Es war nicht einmal unangenehm, als er die Zähne in meinen Hals schlug. Ich spürte nur, wie das Leben mit jedem Schluck, den er nahm mehr und mehr aus mir wich. Das letzte woran ich mich erinnern konnte, bevor ich in tiefe Dunkelheit sank, war ein gleißend heller Lichtstrahl.


Kapitel 7

Er trieb Morgenstern zu einem halsbrecherischem Galopp und Schattenjagd fegte hinterher. Sein Atem ging ruhig und kontrolliert. Zuversicht war eine Stärke und ein kühler Kopf vonnöten. Er konnte schon die weiße Gestalt sehen, wie sie das Leben aus Rhandira aussaugte.
Er hob beide Ancalimas hoch und rief:
>Aiya Eärendil Elenion Ancalima!<
Die Steine leuchteten so hell auf, dass er geblendet wurde. Der Vampir war verschwunden, aber wahrscheinlich nicht Tod. Er stürzte zu Rhandira. Blut quoll aus ihrem Hals, aber zum Glück lebte sie noch! Er legte einen Finger auf die Bisswunde und murmelte:
>Halla Linta.<
Schmerz zuckte durch seine Finger, während die Wunde sich vor seinen Augen schloss. Ihr Puls war schwach und ihre Lippen, die sonst die Farbe von Wein hatten unterschieden sich nicht von ihrer schneeweißen Haut. Doch immerhin atmete sie. Er schnitt die Fesseln durch und setzte sie vor sich auf Morgenstern. Die Hengste preschten voran, doch dann scheuten und stiegen sie. Cirdan konnte sich und Rhandira nur mit Mühe im Sattel halten.

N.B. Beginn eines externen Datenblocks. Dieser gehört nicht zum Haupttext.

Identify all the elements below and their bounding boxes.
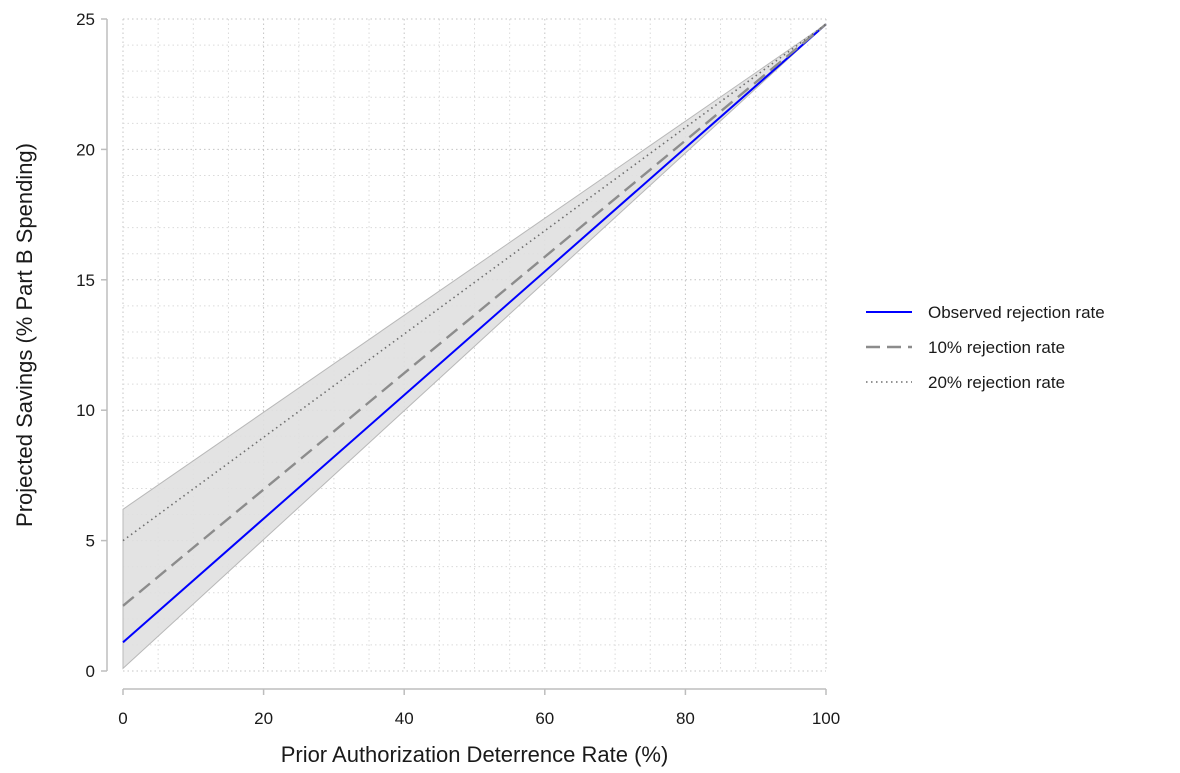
legend-label-1: Observed rejection rate (928, 303, 1105, 322)
y-tick-label: 25 (76, 10, 95, 29)
y-tick-label: 5 (86, 532, 95, 551)
legend: Observed rejection rate 10% rejection rat… (866, 303, 1105, 392)
legend-label-3: 20% rejection rate (928, 373, 1065, 392)
x-tick-label: 0 (118, 709, 127, 728)
series-line-1 (122, 23, 827, 644)
y-axis-title: Projected Savings (% Part B Spending) (12, 143, 37, 527)
series-lines (122, 23, 827, 644)
y-tick-label: 20 (76, 140, 95, 159)
y-tick-label: 10 (76, 401, 95, 420)
legend-label-2: 10% rejection rate (928, 338, 1065, 357)
y-tick-label: 15 (76, 271, 95, 290)
x-tick-label: 80 (676, 709, 695, 728)
x-axis-title: Prior Authorization Deterrence Rate (%) (281, 742, 669, 767)
y-tick-label: 0 (86, 662, 95, 681)
series-line-3 (122, 23, 827, 542)
axes: 0 5 10 15 20 25 0 20 40 60 80 100 Prior Authorizatio… (12, 10, 840, 767)
x-tick-label: 100 (812, 709, 840, 728)
x-tick-label: 40 (395, 709, 414, 728)
uncertainty-band (122, 23, 827, 670)
x-tick-label: 60 (535, 709, 554, 728)
series-line-2 (122, 23, 827, 607)
band-area (122, 23, 827, 670)
x-tick-label: 20 (254, 709, 273, 728)
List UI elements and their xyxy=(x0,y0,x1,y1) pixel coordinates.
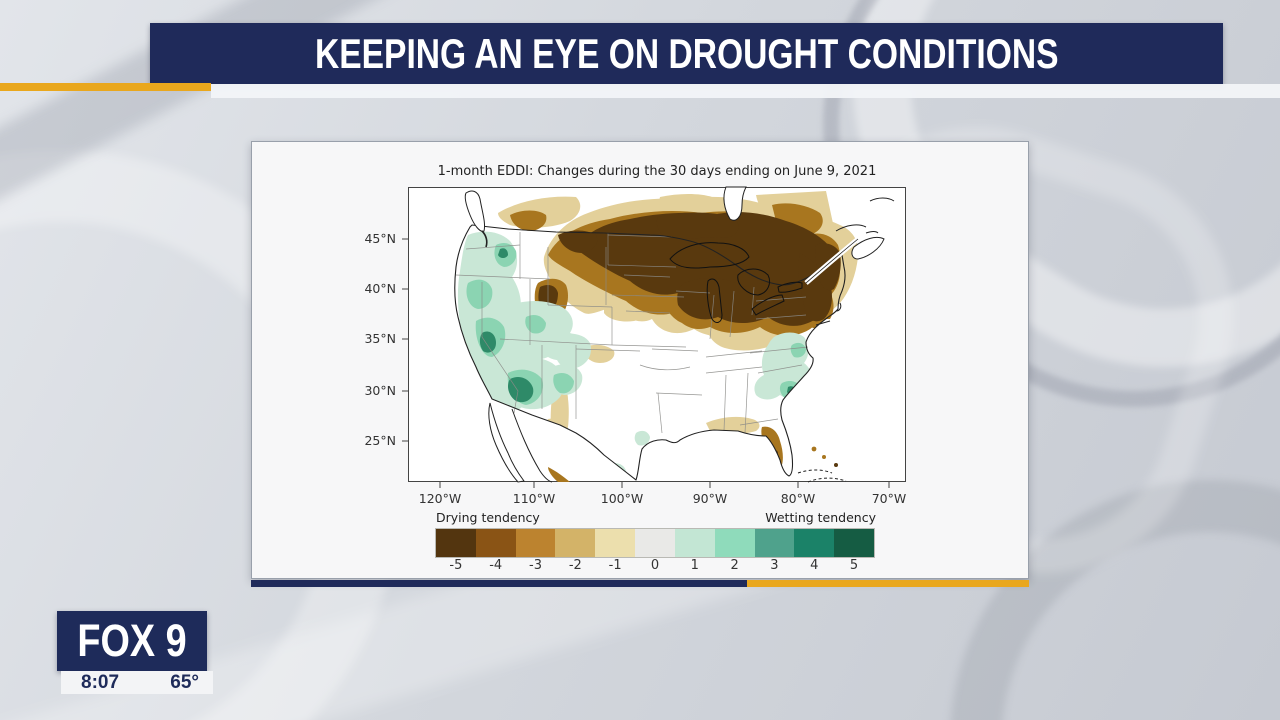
clock-time: 8:07 xyxy=(81,671,120,693)
lon-tick-90W: 90°W xyxy=(692,491,728,506)
colorbar-value-label: -3 xyxy=(529,558,543,573)
lat-tick-40N: 40°N xyxy=(364,281,396,296)
canada-coast-outlines xyxy=(464,186,895,326)
colorbar-cell xyxy=(714,529,755,557)
temperature-readout: 65° xyxy=(170,671,199,693)
colorbar-cell xyxy=(834,529,874,557)
map-title: 1-month EDDI: Changes during the 30 days… xyxy=(437,164,877,179)
colorbar-cell xyxy=(595,529,636,557)
lon-tick-70W: 70°W xyxy=(871,491,907,506)
lat-tick-30N: 30°N xyxy=(364,383,396,398)
map-card: 1-month EDDI: Changes during the 30 days… xyxy=(251,141,1029,579)
mexico-outlines xyxy=(488,402,553,483)
colorbar-value-label: 3 xyxy=(770,558,779,573)
colorbar-cell xyxy=(674,529,715,557)
lat-tick-25N: 25°N xyxy=(364,433,396,448)
state-borders xyxy=(455,232,809,434)
colorbar-labels: -5 -4 -3 -2 -1 0 1 2 3 4 5 xyxy=(436,558,874,573)
colorbar-value-label: 0 xyxy=(650,558,660,573)
colorbar-cell xyxy=(635,529,675,557)
colorbar-value-label: 5 xyxy=(849,558,859,573)
card-bottom-navy-bar xyxy=(251,580,747,587)
colorbar-value-label: 1 xyxy=(690,558,699,573)
banner-understrip xyxy=(211,84,1280,98)
colorbar-value-label: -4 xyxy=(489,558,503,573)
great-lakes xyxy=(669,242,803,323)
axis-ticks xyxy=(402,238,890,488)
lat-tick-35N: 35°N xyxy=(364,331,396,346)
colorbar-cell xyxy=(515,529,556,557)
bahamas-cuba xyxy=(797,446,847,483)
colorbar-cell xyxy=(794,529,835,557)
colorbar xyxy=(435,528,875,558)
lon-tick-100W: 100°W xyxy=(600,491,644,506)
headline-banner: KEEPING AN EYE ON DROUGHT CONDITIONS xyxy=(150,23,1223,84)
station-logo: FOX 9 xyxy=(57,611,207,671)
lat-tick-45N: 45°N xyxy=(364,231,396,246)
wetting-tendency-label: Wetting tendency xyxy=(765,510,876,525)
station-logo-text: FOX 9 xyxy=(77,615,187,666)
colorbar-value-label: 2 xyxy=(730,558,739,573)
colorbar-cell xyxy=(555,529,596,557)
colorbar-cell xyxy=(754,529,795,557)
lon-tick-110W: 110°W xyxy=(512,491,556,506)
gold-accent-bar xyxy=(0,83,211,91)
colorbar-value-label: -5 xyxy=(449,558,463,573)
drying-tendency-label: Drying tendency xyxy=(436,510,540,525)
eddi-map xyxy=(402,186,906,488)
headline-text: KEEPING AN EYE ON DROUGHT CONDITIONS xyxy=(314,29,1059,77)
colorbar-value-label: -2 xyxy=(568,558,582,573)
station-info-strip: 8:07 65° xyxy=(61,671,213,694)
colorbar-value-label: 4 xyxy=(810,558,819,573)
st-lawrence-river xyxy=(804,237,860,285)
colorbar-cell xyxy=(475,529,516,557)
card-bottom-gold-bar xyxy=(747,580,1029,587)
lon-tick-120W: 120°W xyxy=(418,491,462,506)
colorbar-cell xyxy=(436,529,476,557)
sinaloa-drying-patch xyxy=(548,467,570,482)
colorbar-value-label: -1 xyxy=(608,558,622,573)
lon-tick-80W: 80°W xyxy=(780,491,816,506)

Vor ihm stand der Vampir in einen schwarzen Mantel gehüllt um sich vor dem Licht der Ancalimas zu schützen.
>Willst du mir das Kind nicht überlassen?< hauchte der Vampir.
Cirdan zog sein Schwert.
>Eher sterbe ich!<
>Edle Worte! Nun solltest du bedenken, was sie wert ist. Nichts im Vergleich zu dir. Du bist ein großer und mächtiger Krieger, denke nur an deinen Drachen!<
Cirdan schluckte schwer. Er durfte sich nicht von seinen Worten entmutigen lassen, der Vampir mochte durch Rhandiras Blut stark sein, aber nicht stark genug! Er versuchte seinen Geist zu schließen. Vampire waren Meister darin die Gedanken ihrer Gegner zu lesen und zu vergiften.

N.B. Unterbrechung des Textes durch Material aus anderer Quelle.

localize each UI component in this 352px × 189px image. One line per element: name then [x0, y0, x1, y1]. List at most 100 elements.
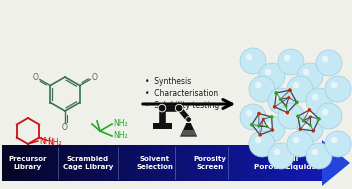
Bar — [230, 145, 234, 181]
Circle shape — [265, 122, 271, 128]
Bar — [182, 145, 187, 181]
Bar — [194, 145, 199, 181]
Circle shape — [325, 131, 351, 157]
Circle shape — [312, 129, 315, 133]
Circle shape — [258, 133, 262, 137]
Bar — [238, 145, 243, 181]
Bar — [258, 145, 263, 181]
Bar — [214, 145, 219, 181]
Circle shape — [331, 137, 337, 143]
Circle shape — [312, 149, 318, 155]
Bar — [262, 145, 266, 181]
Bar — [226, 145, 231, 181]
Bar — [122, 145, 126, 181]
Bar — [298, 145, 302, 181]
Bar — [158, 145, 163, 181]
Circle shape — [287, 76, 313, 102]
Circle shape — [240, 104, 266, 130]
Circle shape — [250, 123, 253, 126]
Text: O: O — [33, 73, 38, 81]
Bar — [222, 145, 226, 181]
Circle shape — [297, 116, 323, 142]
Circle shape — [308, 108, 311, 112]
Circle shape — [296, 115, 300, 118]
Bar — [152, 123, 171, 129]
Bar — [190, 145, 195, 181]
Polygon shape — [181, 130, 196, 136]
Circle shape — [259, 63, 285, 89]
Bar — [58, 145, 63, 181]
Bar — [90, 145, 94, 181]
Text: Porosity
Screen: Porosity Screen — [194, 156, 226, 170]
Circle shape — [274, 94, 280, 100]
Text: O: O — [62, 123, 68, 132]
Text: O: O — [92, 73, 98, 81]
Bar — [242, 145, 246, 181]
Circle shape — [246, 54, 252, 60]
Circle shape — [316, 103, 342, 129]
Bar — [138, 145, 143, 181]
Bar — [266, 145, 270, 181]
Bar — [286, 145, 290, 181]
Circle shape — [288, 88, 292, 92]
Bar — [22, 145, 26, 181]
Text: •  Solubility testing: • Solubility testing — [145, 101, 219, 109]
Bar — [66, 145, 70, 181]
Bar — [118, 145, 122, 181]
Bar — [98, 145, 102, 181]
Circle shape — [331, 82, 337, 88]
Circle shape — [306, 143, 332, 169]
Bar — [106, 145, 111, 181]
Circle shape — [322, 56, 328, 62]
Bar — [78, 145, 82, 181]
Text: Type II
Porous Liquids: Type II Porous Liquids — [254, 156, 316, 170]
Bar — [2, 145, 6, 181]
Bar — [114, 145, 119, 181]
Bar — [62, 145, 67, 181]
Circle shape — [274, 149, 280, 155]
Circle shape — [316, 50, 342, 76]
Bar — [314, 145, 319, 181]
Bar — [278, 145, 283, 181]
Circle shape — [257, 125, 260, 128]
Bar — [134, 145, 138, 181]
Circle shape — [268, 143, 294, 169]
Bar — [70, 145, 75, 181]
Bar — [174, 145, 178, 181]
Bar — [14, 145, 19, 181]
Circle shape — [295, 101, 299, 104]
Circle shape — [287, 131, 313, 157]
Circle shape — [266, 125, 269, 128]
Text: Scrambled
Cage Library: Scrambled Cage Library — [63, 156, 113, 170]
Text: NH₂: NH₂ — [113, 119, 128, 128]
Bar — [178, 145, 182, 181]
Text: NH₂: NH₂ — [39, 136, 54, 146]
Bar — [270, 145, 275, 181]
Circle shape — [293, 137, 299, 143]
Circle shape — [279, 98, 282, 101]
Circle shape — [257, 112, 261, 115]
Circle shape — [274, 91, 278, 95]
Circle shape — [158, 104, 166, 112]
Bar — [162, 145, 166, 181]
Circle shape — [240, 48, 266, 74]
Text: NH₂: NH₂ — [113, 132, 128, 140]
Text: Solvent
Selection: Solvent Selection — [137, 156, 174, 170]
Circle shape — [306, 88, 332, 114]
Bar — [6, 145, 11, 181]
Circle shape — [249, 76, 275, 102]
Circle shape — [246, 110, 252, 116]
Circle shape — [265, 69, 271, 75]
Bar — [170, 145, 175, 181]
Bar — [210, 145, 214, 181]
Bar — [234, 145, 239, 181]
Circle shape — [278, 103, 304, 129]
Bar — [198, 145, 202, 181]
Circle shape — [175, 104, 183, 112]
Bar — [54, 145, 58, 181]
Bar — [246, 145, 251, 181]
Bar — [18, 145, 23, 181]
Bar — [46, 145, 50, 181]
Bar — [318, 145, 322, 181]
Bar — [102, 145, 107, 181]
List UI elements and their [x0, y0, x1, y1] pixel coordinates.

>Weder ich noch Rhandira werden dir zum Opfer fallen!< brüllte Cirdan und wollte Morgenstern vortreiben. Seine Beine versagten ihm den Dienst. Er hatte die Kraft, die in Rhandira schlummerte unterschätzt und diese Kraft besaß nun auch der Vampir, auch wenn er sie nicht so vielfältig nutzen konnte.
>Du hast recht. Ihr Blut war stark. Es ist schon ein Jammer, sie hätte groß werden können und stark, stärker als die meisten.< säuselte der Vampir und kam langsam näher. Cirdans Schutzwall bröckelte immer mehr und drohte in sich zusammenzusstürzen.
>Ihre Haut ist so weiß wie Schnee, ihre Haare und ihre Augen sehen aus wie flüssige Bronze und Ihr Mund war rot wie Blut.<
Der Vampir beugte sich über Rhandira und küsste sie. Als Cirdan das sah, war er wieder bei sinnen. Ein so fürchterliches Geschöpf küsste den Mund nachdem er sich so sehnte. Mit einem Ruck richtete er sich auf und der Bann viel von ihm ab. Er hob sein Schwert und stieß es in den Rücken des Vampirs. Er schrie auf vor Schmerz und seine Kapuze viel von seinem Gesicht. Das Licht der Ancalimas verbrannte die haut und ließ ihn erblinden. Cirdan schlug die Sporen so feste ins Pferd, dass Morgenstern stieg und in Windeseile davon galoppierte.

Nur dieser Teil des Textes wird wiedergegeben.